»Aussprache wird über-, Verständnis wird unterschätzt«
Adrreas Schmid
»Aussprache wird über-, Verständnis wird unterschätzt«
Adrreas Schmid
Expertentipp
September 2024
Wie bemerken Eltern, ob ihr Kind Schwierigkeiten im Bereich Sprache hat? Und was passiert dann? Interview mit Andreas Schmid, Schulleiter der Schule am Wolfsbühl, einem SBBZ mit dem Förderschwerpunkt Sprache.
Text: Nicola Philipp
Herr Schmid, was ist typisch für die Kinder an Ihrer Schule?

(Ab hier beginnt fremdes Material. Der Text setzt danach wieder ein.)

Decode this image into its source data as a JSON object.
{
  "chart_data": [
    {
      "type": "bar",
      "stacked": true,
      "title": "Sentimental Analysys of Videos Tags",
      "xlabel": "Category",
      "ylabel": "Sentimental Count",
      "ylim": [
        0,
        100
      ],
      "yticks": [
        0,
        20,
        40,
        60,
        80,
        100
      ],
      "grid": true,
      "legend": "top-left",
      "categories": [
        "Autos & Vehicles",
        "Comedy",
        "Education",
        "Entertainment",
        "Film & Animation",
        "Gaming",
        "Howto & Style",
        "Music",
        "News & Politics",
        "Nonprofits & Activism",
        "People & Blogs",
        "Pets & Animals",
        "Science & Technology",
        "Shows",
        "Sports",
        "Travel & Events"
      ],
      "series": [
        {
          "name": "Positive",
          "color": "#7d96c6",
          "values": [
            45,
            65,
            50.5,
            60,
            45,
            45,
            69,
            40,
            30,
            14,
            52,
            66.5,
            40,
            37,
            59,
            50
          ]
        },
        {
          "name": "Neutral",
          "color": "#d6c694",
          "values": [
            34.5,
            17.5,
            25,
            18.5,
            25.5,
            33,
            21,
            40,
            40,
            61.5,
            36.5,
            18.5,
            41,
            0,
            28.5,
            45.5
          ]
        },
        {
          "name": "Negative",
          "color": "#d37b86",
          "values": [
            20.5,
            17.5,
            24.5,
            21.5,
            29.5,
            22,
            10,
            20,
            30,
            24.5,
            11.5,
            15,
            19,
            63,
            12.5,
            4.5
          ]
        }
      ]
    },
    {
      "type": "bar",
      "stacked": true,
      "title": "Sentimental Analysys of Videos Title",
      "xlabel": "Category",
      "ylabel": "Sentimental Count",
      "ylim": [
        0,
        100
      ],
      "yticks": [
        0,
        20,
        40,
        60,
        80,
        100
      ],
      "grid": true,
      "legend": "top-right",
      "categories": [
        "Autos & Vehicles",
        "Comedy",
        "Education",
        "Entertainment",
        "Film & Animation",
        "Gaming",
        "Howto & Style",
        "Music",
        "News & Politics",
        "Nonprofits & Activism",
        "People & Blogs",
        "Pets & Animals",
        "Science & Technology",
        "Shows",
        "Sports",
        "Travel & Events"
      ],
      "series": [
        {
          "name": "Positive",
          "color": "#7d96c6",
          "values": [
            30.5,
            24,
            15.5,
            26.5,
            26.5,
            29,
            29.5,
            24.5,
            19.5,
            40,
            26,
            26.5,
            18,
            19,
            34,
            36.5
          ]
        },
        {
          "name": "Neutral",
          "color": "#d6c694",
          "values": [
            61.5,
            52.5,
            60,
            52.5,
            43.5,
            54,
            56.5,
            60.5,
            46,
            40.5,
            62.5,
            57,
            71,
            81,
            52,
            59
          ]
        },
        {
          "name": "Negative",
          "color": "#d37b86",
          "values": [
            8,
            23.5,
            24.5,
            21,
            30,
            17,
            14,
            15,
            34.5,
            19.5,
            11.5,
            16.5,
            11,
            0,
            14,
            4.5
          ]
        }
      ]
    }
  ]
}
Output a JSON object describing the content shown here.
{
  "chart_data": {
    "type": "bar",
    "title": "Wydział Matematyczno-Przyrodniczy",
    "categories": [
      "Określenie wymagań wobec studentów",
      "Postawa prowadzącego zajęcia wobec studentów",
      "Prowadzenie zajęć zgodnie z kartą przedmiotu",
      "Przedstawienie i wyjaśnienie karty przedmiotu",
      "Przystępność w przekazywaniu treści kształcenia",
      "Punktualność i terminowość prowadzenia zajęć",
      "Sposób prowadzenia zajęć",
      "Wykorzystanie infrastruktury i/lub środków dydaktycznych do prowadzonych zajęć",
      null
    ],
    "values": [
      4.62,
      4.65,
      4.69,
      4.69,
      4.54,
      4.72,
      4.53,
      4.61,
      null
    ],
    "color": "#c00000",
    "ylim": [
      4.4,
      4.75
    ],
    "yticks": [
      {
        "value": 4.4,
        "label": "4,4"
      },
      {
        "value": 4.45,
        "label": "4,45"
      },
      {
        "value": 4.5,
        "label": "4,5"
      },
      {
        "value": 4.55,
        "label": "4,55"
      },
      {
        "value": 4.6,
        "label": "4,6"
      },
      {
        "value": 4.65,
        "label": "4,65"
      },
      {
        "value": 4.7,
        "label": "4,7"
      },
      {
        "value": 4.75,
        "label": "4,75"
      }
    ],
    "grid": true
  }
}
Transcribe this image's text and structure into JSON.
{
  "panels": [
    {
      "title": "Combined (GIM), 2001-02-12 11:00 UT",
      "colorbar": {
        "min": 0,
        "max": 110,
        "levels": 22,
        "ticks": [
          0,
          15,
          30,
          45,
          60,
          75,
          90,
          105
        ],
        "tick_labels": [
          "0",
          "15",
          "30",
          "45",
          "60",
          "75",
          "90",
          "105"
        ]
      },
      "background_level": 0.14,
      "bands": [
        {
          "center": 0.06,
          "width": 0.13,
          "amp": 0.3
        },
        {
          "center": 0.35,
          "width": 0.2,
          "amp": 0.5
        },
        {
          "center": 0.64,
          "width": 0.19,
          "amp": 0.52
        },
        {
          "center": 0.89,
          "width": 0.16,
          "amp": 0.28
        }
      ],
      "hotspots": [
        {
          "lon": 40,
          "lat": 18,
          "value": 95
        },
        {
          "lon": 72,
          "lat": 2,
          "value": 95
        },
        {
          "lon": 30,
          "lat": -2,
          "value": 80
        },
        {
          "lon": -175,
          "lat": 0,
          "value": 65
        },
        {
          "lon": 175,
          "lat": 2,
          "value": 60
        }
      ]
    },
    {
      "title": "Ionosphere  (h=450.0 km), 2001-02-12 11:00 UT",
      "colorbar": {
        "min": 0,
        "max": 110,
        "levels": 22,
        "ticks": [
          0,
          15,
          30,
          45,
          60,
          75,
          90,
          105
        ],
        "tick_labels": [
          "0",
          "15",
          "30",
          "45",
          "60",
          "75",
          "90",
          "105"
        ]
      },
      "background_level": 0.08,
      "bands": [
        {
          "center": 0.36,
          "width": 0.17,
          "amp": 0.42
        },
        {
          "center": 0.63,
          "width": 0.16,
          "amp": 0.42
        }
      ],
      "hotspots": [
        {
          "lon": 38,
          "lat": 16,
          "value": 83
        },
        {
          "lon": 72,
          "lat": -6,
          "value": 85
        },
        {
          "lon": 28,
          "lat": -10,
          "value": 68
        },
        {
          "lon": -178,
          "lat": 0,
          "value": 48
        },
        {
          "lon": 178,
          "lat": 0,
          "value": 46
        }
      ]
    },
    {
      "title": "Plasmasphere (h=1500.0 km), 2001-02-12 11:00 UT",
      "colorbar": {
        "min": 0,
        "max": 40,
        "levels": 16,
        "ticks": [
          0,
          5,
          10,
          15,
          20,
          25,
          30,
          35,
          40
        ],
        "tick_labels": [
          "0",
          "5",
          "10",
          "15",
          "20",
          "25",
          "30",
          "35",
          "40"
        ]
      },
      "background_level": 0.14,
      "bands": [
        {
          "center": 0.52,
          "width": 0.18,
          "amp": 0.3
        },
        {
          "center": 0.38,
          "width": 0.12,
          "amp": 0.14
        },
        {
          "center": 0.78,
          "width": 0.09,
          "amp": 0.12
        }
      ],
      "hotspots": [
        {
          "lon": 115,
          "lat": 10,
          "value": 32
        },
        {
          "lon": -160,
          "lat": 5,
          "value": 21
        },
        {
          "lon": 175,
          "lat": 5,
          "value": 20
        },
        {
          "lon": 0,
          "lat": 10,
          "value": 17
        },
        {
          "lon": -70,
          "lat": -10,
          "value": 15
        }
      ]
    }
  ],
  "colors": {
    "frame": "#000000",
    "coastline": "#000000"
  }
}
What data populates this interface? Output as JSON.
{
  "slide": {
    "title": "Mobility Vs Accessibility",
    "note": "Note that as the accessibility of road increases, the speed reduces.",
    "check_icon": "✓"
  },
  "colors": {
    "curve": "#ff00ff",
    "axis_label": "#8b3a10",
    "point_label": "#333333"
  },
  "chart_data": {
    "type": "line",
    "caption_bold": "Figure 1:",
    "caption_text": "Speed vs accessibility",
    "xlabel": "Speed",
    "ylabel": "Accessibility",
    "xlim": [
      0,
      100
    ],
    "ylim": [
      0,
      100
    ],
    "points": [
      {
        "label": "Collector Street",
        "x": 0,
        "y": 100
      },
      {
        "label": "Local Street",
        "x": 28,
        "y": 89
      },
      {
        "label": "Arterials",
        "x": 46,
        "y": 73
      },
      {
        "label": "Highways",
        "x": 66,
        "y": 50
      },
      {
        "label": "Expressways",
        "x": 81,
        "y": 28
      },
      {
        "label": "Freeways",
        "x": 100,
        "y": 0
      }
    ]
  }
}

Die meisten haben Probleme mit dem Sprachverständnis. Sie haben einen sehr kleinen Wortschatz oder tun sich mit Grammatik schwer. Ein gutes Beispiel sind Passivkonstruktionen. »Maja wird von Marko geschoben.« Wer schiebt jetzt wen? Oder wenn Dinge, die später passieren, im Satz zuerst genannt werden: »Bevor es zu regnen anfing, stand das Pferd auf der Koppel.« Auditive Verarbeitungs- und Wahrnehmungsstörungen (AVWS) spielen auch eine Rolle. Wenn ich mir nur sehr wenige Dinge merken kann, habe ich mit jedem Satz, der länger geht, ein Verständnisproblem. Und dann gibt es noch Kinder, die »nur« Ausspracheprobleme haben oder stottern. Das kann in der Regel mit Logopädie gelöst werden. Diese Kinder brauchen keinen Schulplatz bei uns. Aussprache wird überschätzt, Sprachverständnis unterschätzt.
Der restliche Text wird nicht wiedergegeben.